One ordinary man, Jakob Heym (Robin Williams, also the movie’s executive producer), offers an account – based on the book by Holocaust survivor Jurek Becker – of deception, desperation and hope set against the gray-scale backdrop of a Jewish ghetto in Nazi Germany during World War II. This version – of a story that was made into a German film in 1974 – possesses the whimsy of a fairy tale and the spiritual triumph of survivor Victor Frankl’s memoir Man’s Search for Meaning. A piece of newspaper soaring birdlike over barbed wire into the walled-off ghetto signals a possible flight of fantasy. Close, but it is not to be; Jakob doesn’t catch it.

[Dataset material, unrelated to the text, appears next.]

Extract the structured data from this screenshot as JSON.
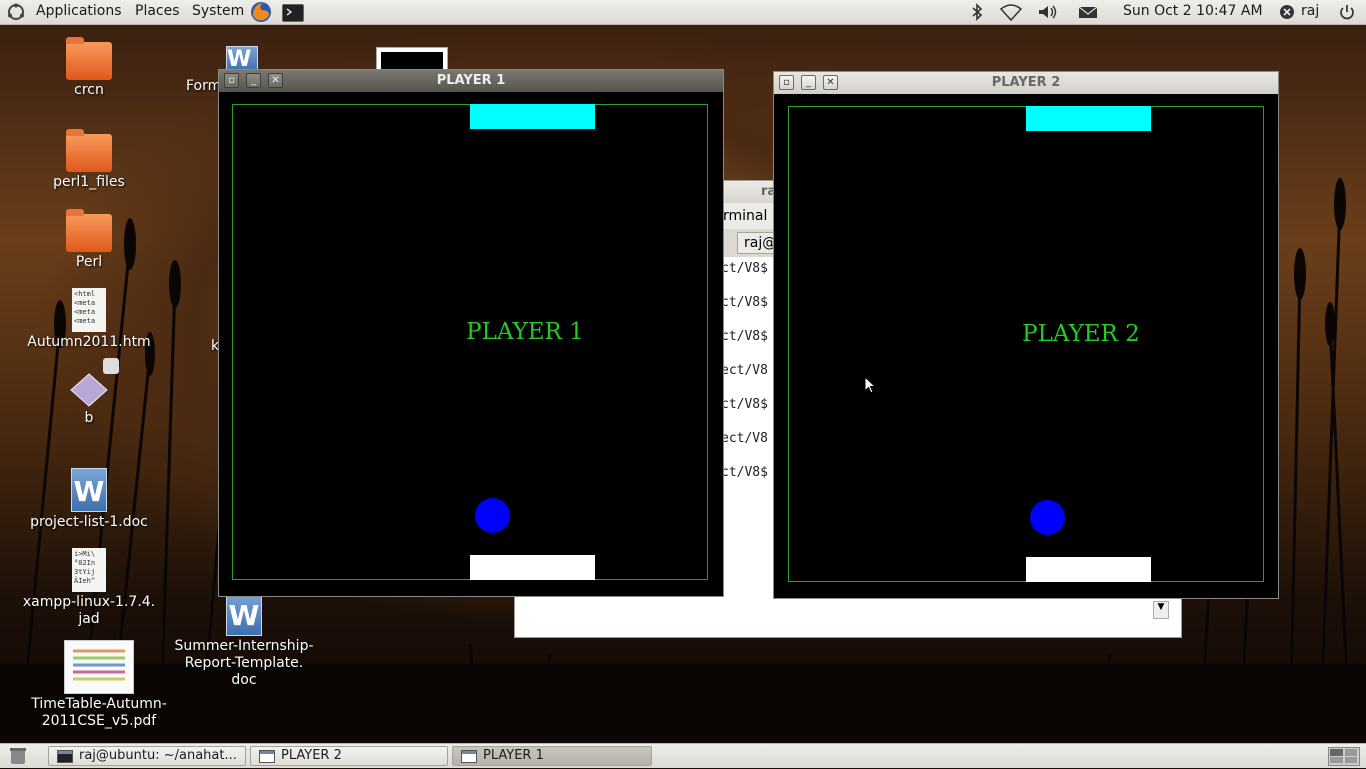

But he does stumble on enough news from the outside world – from a radio in a Nazi officer’s quarters – to convince the other Jews in the ghetto that he is listening daily to his own radio. From then on, Jakob invents reports on the movements of the Russian armed forces. He claims they are advancing each day toward victory over the Germans. He might not be much of a liar, but he’s convincing enough to lift the weakened spirits and crushed hopes of his fellow Jews, reducing the number of suicides in the ghetto considerably. That’s a feat even Dr. Kirschbaum (Armin Mueller-Stahl), a Jewish cardiologist, admires when rampant illness and death have exhausted his conventional medicines and energies.

At times the feel-good moments fueled by Jakob’s tireless sense of humor (he starts the movie with a Hitler joke) are inadequate to counterbalance the death and brutality of life in the ghetto. Not to say that carrying the heavy weight of both truth and the burden of lying to keep people alive is an easy task. But too often Jakob’s inspiring optimism seems less like a hero’s story and more like a collective hallucination that carries the spiritually exhausted to more peaceful places when reality becomes too dismal for even the strongest to bear.